“Maybe We Live and Maybe We Die” a HRW Report on Recruitment and Use of Children by Armed Groups in Syria

NEW YORK- Children in Syria have been major victims of the conflict in the country as the armed terrorist groups fighting the Syrian government and seeking the destruction of the state have exploited Syrian children and recruited them in this conflict in an open violation of human rights and international laws.

The Human Rights Watch on Monday urged armed groups in Syria to stop enlisting teenagers in their ranks and warned their foreign backers that they could be implicated in “war crimes”.

The New York-based rights watchdog accused armed groups of using children as young as 15 to fight in battles in Syria. Some of these groups recruit teenagers “under the guise of offering education,” HRW said in the report published on Monday.

The 31-page report, titled “Maybe We Live and Maybe We Die” documents the experiences of 25 children recruited in Syria’s armed conflict. The Human Rights Watch interviewed children who fought with the so-called “Free Syrian Army”, the “Islamic Front coalition”, and the extremist groups ISIL and Jabaht al-Nusra, an Al-Qaeda affiliate.
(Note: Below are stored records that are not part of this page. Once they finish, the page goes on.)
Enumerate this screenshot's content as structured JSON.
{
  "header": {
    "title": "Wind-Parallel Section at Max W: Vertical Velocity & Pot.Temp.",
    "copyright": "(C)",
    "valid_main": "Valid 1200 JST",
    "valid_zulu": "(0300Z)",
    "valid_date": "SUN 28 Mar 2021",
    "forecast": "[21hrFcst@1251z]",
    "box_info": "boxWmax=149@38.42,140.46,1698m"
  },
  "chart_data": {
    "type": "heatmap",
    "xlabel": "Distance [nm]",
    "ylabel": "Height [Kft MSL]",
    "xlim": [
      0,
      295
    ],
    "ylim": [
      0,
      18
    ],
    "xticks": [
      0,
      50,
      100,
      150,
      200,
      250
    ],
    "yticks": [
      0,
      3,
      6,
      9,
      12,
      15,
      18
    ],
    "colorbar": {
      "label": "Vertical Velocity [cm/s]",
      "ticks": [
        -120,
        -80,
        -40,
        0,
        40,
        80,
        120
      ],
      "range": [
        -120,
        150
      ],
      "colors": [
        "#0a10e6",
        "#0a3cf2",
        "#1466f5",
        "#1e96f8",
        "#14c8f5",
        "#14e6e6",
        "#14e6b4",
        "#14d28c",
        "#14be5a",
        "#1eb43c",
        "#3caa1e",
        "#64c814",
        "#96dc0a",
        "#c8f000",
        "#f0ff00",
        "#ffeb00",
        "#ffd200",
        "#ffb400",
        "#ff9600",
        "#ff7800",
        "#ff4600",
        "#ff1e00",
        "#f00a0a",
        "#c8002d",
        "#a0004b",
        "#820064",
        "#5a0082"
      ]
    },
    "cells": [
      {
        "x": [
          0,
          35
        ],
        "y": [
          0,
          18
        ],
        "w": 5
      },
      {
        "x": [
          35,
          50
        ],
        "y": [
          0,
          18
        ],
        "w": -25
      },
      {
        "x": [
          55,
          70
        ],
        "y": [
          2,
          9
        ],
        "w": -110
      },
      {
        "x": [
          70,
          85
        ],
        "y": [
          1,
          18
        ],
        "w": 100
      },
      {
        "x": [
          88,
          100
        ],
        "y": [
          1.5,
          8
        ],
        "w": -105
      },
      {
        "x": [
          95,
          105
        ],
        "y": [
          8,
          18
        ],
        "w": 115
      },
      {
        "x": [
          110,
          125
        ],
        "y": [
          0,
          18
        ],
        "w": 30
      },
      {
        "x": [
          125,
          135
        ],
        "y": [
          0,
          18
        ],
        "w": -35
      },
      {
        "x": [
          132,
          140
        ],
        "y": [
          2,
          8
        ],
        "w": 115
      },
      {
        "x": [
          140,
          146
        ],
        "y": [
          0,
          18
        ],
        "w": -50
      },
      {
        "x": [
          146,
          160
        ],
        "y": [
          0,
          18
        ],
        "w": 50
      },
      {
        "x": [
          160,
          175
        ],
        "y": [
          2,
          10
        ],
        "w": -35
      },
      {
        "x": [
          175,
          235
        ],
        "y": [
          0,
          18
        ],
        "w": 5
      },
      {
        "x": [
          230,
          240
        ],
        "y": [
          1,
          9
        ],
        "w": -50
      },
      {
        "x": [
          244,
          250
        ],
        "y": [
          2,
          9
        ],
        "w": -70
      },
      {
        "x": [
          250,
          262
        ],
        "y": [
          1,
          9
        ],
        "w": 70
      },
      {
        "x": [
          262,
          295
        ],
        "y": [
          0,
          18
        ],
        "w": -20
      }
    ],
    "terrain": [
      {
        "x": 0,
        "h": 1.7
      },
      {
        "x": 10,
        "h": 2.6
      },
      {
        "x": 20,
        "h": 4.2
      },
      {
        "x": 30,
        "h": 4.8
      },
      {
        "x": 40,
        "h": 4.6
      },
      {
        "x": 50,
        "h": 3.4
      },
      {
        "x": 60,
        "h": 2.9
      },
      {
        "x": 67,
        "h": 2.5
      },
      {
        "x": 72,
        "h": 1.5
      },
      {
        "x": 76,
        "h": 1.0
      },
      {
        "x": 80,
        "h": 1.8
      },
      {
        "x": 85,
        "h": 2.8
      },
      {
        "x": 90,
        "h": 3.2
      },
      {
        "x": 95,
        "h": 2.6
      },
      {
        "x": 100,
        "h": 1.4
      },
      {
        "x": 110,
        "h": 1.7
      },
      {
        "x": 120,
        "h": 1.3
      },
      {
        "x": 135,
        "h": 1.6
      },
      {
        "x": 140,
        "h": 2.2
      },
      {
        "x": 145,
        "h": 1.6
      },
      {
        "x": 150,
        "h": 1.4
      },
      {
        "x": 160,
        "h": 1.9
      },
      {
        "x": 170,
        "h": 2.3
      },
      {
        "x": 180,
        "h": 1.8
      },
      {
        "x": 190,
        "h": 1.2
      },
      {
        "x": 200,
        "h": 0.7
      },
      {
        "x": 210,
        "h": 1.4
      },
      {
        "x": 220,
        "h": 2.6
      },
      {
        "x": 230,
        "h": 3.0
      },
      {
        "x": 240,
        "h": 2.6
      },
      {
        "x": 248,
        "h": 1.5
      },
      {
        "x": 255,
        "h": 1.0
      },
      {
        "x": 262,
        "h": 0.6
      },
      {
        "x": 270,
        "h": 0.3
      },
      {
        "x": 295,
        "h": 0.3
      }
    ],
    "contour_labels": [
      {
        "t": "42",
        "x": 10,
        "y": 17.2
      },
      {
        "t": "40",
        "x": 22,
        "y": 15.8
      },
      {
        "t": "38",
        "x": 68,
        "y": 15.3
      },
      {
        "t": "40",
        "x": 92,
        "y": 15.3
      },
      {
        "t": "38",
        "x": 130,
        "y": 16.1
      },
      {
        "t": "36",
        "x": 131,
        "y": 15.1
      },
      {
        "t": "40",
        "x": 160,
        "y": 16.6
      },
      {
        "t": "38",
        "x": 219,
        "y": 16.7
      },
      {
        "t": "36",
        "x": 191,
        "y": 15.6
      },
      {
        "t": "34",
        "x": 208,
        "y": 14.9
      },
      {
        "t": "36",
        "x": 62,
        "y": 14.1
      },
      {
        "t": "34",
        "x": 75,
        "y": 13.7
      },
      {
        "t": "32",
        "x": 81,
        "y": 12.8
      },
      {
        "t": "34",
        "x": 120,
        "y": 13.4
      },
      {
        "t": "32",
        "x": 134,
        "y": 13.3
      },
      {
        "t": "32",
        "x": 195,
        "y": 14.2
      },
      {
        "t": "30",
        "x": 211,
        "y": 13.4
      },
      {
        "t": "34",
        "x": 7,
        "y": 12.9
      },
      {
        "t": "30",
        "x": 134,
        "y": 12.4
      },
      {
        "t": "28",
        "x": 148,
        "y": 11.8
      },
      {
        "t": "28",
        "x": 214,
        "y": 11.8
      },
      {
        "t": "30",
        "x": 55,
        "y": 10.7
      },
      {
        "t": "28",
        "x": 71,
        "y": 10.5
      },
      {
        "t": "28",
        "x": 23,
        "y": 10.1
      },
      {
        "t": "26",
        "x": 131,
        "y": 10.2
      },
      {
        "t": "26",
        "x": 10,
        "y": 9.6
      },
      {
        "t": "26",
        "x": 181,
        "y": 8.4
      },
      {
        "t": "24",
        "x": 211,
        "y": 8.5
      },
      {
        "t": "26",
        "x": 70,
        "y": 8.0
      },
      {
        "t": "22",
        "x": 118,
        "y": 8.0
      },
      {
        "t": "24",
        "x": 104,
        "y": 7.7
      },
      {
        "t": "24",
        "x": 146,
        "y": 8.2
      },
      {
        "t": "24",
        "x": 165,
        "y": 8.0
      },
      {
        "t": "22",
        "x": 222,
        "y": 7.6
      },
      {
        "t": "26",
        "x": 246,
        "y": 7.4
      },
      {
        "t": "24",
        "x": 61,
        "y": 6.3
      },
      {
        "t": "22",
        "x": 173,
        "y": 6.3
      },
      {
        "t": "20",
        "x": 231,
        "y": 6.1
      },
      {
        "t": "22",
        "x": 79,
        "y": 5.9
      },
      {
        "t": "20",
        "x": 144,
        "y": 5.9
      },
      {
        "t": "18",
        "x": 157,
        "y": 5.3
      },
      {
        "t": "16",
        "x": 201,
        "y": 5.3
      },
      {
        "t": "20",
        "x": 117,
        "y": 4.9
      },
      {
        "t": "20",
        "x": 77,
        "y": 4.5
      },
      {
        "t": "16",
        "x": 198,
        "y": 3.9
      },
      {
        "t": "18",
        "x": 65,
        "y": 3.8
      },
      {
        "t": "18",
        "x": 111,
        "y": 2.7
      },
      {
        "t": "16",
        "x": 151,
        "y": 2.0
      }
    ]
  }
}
It affirmed that using children in armed conflict violates international law.

According to AFP, radical terrorist groups in Syria, including the “Islamic State of Iraq and the Levant” (ISIL) “have specifically recruited children through free schooling campaigns that include weapons training, and have given them dangerous tasks, including suicide bombing missions”.

The children interviewed by HRW said they took part in combat, worked as snipers, manned checkpoints, spied, cared for the wounded, or carried munitions or other supplies to the front line.

“Armed groups in Syria shouldn’t prey on vulnerable children by enlisting them in their forces,” HRW’s Priyanka Motaparthy said. “The horrors of Syria’s armed conflict are only made worse by throwing children into the front lines.”

The rights watchdog also urged countries supporting the armed terrorist groups in Syria to press for an end to child recruitment. “Governments supporting armed groups in Syria need to press these forces to end child recruitment and use of children in combat,” Motaparthy said. “Anyone providing funding for sending children to war could be complicit in war crimes.”

In March, Syria’s Permanent Representative to the United Nations Bashar al-Jaafari made a statement at the Security Council session on Children at war times and under armed conflicts, stressed that the Syrian government was committed to international agreements and conventions regarding the protection of children’s rights, pointing out that children were being recruited in the fighting and exploited in committing crimes.  

Earlier media reports said that the armed terrorist groups had recruited children and established training camps in several areas in Syria to prepare child fighters in a blatant violation of international laws and children’s rights.